Russia’s secret deployment of a new cruise missile in violation of a 1987 agreement with the United States calls into question the whole value of making deals with President Vladimir Putin, particularly if they involve selling off pieces of America’s relationship with its European allies.
Russia’s secret deployment of a new cruise missile in violation of a 1987 agreement with the United States calls into question the whole value of making deals with President Vladimir Putin, particularly if they involve selling off pieces of America’s relationship with its European allies.
Again, as previous presidents, including Gerald Ford and Ronald Reagan, have shown, there is value to the United States in arriving at agreements with the then-Soviet Union, and now Russia, particularly if they involve weaponry. Not only do such agreements reduce the risk of the two nuclear powers destroying the human race, they save money on development and defense.

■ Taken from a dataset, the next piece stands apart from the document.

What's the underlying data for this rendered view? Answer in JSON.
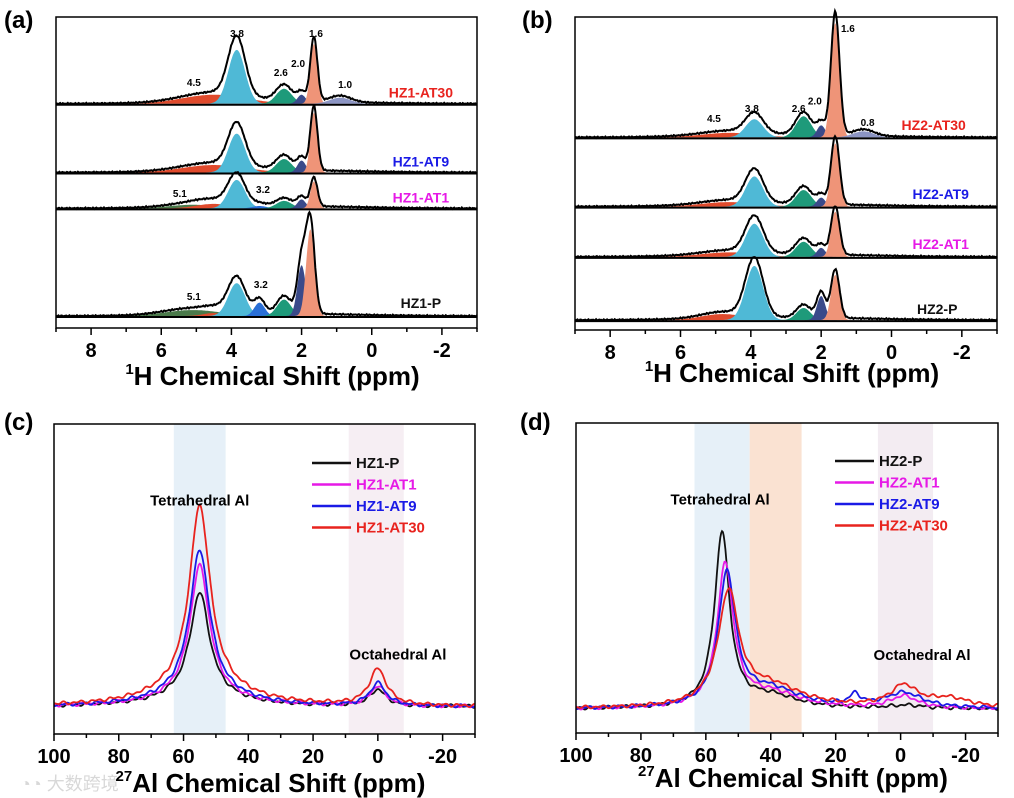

They also permit scientists on both sides to devote their energies and intellects to more constructive activities than improving our mutually destructive capacities.
In that spirit, the United States, under Reagan, and the Soviet Union, led then by Mikhail Gorbachev, signed in 1987 an accord, the Intermediate-Range Nuclear Forces Treaty, banning land-based intermediate-range missiles. Based on it, both nations subsequently destroyed thousands of weapons. Nonetheless, Russia started testing a new cruise missile in 2008 and since deployed at least two battalions of them, in Russia. America named the new weapon the SSC-8 and developed responses to an attack by it.
Before any other deals that President Donald J. Trump might seek to arrive at with the Russians, it is almost certainly useful to clear this problem off the table, perhaps as part of a new mutual weapons-reduction agreement. If the United States and Russia are at the dawn of a new period of cooperation, as Trump suggests, a good beginning would be to see to observance of the 1987 treaty, re-eliminating a class of missiles aimed at each other in Europe and elsewhere.